JOHNSTON CO., Okla. - The Johnston County Sheriff's Department took to social media Wednesday sharing photos and airing their frustrations.
They said they arrested a man around 2:30 a.m. for drugs and guns, but this repeat offender was back on the streets by 2:00pm.
The reason they say their jails have revolving doors is the passage of State Questions 780 and 781.
"Officers shouldn't have to deal with it over and over again because if it's just a misdemeanor, people will keep doing it," said Jenna Edwards, a concerned resident.
Edwards is talking about repeat offenders being let go hours after they're arrested for crimes now classified as a misdemeanor.
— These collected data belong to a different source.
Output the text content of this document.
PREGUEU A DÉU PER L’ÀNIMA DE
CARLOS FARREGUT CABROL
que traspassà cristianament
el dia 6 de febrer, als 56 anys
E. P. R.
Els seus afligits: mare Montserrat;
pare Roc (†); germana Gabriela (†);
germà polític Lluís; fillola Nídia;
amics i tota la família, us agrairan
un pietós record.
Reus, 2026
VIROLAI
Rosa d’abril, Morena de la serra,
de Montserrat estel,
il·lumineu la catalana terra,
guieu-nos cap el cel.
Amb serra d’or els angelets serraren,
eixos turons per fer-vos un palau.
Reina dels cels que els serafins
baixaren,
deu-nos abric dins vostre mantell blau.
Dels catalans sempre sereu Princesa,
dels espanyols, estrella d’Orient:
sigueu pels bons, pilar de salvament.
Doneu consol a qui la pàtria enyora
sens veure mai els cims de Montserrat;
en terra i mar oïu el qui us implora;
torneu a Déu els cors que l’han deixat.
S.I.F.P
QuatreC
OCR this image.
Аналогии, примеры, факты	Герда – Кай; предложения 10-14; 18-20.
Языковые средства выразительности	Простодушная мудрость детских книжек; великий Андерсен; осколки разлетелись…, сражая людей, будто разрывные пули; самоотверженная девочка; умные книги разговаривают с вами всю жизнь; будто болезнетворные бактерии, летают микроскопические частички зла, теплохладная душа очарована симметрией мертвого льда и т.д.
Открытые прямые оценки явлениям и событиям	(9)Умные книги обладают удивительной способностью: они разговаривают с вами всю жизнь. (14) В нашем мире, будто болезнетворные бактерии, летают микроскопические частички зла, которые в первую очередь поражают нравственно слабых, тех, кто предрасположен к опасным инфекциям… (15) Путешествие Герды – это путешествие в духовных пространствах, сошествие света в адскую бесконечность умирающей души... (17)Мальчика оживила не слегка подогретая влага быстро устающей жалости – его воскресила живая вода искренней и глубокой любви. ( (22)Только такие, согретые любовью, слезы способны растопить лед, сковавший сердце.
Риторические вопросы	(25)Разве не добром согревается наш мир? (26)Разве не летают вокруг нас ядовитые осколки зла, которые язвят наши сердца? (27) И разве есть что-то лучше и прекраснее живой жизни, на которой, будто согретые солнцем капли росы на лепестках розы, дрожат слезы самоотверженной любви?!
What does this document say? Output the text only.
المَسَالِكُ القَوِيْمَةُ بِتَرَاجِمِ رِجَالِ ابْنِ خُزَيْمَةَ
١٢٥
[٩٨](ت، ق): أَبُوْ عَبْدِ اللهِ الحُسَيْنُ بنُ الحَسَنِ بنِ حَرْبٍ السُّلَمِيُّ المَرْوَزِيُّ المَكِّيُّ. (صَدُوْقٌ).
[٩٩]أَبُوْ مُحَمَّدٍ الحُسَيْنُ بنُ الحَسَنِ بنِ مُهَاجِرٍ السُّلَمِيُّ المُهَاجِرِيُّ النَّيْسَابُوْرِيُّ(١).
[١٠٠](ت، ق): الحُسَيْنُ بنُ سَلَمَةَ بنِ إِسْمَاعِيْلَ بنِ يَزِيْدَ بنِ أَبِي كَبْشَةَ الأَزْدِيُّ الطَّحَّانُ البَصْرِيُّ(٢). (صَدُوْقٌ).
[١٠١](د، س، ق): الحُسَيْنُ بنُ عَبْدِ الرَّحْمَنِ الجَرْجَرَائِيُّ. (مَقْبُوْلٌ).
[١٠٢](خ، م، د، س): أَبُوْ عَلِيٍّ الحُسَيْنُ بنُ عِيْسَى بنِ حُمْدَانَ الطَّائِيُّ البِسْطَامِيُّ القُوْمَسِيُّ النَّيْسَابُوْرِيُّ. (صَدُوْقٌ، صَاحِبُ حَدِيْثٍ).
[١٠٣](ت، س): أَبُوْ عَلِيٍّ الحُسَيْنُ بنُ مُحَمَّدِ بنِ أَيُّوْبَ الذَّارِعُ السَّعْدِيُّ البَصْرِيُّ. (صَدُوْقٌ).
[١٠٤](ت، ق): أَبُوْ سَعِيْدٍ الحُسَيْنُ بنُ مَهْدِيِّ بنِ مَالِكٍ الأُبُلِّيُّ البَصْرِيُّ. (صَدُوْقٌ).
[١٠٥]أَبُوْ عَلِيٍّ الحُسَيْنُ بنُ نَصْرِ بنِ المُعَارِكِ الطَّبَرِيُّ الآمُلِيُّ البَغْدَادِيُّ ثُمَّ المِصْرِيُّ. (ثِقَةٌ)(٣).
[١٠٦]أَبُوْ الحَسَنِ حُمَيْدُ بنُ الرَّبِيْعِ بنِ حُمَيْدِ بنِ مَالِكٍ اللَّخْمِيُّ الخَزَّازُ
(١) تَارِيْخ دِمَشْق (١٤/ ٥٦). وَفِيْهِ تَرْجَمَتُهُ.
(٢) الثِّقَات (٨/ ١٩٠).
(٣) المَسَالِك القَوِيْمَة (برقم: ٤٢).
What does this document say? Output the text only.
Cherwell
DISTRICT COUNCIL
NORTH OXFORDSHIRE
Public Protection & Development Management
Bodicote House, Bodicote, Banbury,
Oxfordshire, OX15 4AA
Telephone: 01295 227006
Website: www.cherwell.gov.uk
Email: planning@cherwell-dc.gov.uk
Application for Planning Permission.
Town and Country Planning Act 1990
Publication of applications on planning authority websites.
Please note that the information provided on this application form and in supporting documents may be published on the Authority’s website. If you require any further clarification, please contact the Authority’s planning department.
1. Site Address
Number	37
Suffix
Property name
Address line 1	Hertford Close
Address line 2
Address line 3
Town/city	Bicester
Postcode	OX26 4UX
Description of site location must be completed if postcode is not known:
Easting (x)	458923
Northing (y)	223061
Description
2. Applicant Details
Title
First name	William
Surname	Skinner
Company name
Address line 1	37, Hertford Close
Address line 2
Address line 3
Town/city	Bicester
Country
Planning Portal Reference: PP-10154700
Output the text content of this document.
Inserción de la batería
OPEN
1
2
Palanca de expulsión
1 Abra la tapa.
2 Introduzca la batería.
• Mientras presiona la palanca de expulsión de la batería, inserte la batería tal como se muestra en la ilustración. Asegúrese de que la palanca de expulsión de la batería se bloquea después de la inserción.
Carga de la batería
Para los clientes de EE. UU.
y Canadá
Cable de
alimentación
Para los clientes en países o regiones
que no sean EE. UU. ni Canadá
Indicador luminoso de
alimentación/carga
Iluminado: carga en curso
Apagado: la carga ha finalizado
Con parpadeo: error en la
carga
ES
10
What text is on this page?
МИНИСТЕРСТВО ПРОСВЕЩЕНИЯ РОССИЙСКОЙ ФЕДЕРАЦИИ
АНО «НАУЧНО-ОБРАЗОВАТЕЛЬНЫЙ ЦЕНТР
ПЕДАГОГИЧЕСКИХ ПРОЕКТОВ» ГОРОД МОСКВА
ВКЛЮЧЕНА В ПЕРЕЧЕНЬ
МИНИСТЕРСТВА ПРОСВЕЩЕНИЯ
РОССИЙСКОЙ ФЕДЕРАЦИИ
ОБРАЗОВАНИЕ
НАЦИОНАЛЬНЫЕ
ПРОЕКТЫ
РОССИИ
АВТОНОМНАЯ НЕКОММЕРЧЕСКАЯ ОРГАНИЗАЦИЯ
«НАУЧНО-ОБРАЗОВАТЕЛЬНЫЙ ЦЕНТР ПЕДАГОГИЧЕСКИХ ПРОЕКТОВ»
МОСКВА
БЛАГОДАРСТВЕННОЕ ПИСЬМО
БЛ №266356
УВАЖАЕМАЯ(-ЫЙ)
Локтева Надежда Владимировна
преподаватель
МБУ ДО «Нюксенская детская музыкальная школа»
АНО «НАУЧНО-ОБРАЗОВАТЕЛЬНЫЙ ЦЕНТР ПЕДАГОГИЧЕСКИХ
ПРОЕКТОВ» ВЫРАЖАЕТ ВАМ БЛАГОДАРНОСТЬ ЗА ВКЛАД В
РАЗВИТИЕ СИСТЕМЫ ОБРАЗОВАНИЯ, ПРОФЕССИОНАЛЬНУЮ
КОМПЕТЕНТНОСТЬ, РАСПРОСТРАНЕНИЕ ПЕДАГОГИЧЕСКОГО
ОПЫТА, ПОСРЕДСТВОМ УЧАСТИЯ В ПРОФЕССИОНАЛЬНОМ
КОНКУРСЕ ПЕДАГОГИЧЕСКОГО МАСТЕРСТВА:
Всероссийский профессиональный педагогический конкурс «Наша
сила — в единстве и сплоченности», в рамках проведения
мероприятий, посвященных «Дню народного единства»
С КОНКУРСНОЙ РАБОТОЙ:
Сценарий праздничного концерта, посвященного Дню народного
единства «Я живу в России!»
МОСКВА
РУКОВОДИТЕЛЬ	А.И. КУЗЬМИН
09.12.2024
"If you have a large amount of meth that is dangerous to a lot of people, not only the people that are using it but others around it," said Clint Spencer. "I think it should be a felony."
Sheriff Jon Smith says he's just as frustrated as the residents he's working to protect.
"It's taken the burden off of the Oklahoma Department of Corrections, of course due to decreased inmate population, but it's placed the burden on local communities," said Smith. "That's a big complaint that we get that people are just tired of it."
Supporters for State Questions 780 and 781 say treating drug addiction is more effective than incarcerating.
Another argument is that it saves the state millions since half of all people locked up in Oklahoma are non-violent offenders.
Captain Gary Dodd says metropolitan areas in our state voted for this to pass, but rural Oklahoma did not, and they're the ones who are being hit the hardest.
"We don't have the resources that metropolitan areas have," said Dodd. "We are not seeing the redistribution of funds that 781 promised us to help these people get help because we want people to get help."
They just hope voters educate themselves a little more next time before going to the polls.
"They need to read this stuff and not just take people's word for it," said Dodd. "Don`t even take our word for it, read it for yourself and make a decision."
Sheriff Smith says they are all for people getting clean, and that they've seen an increase of people going to the drug courts, but there's also been many officers injured when checking out drug related calls.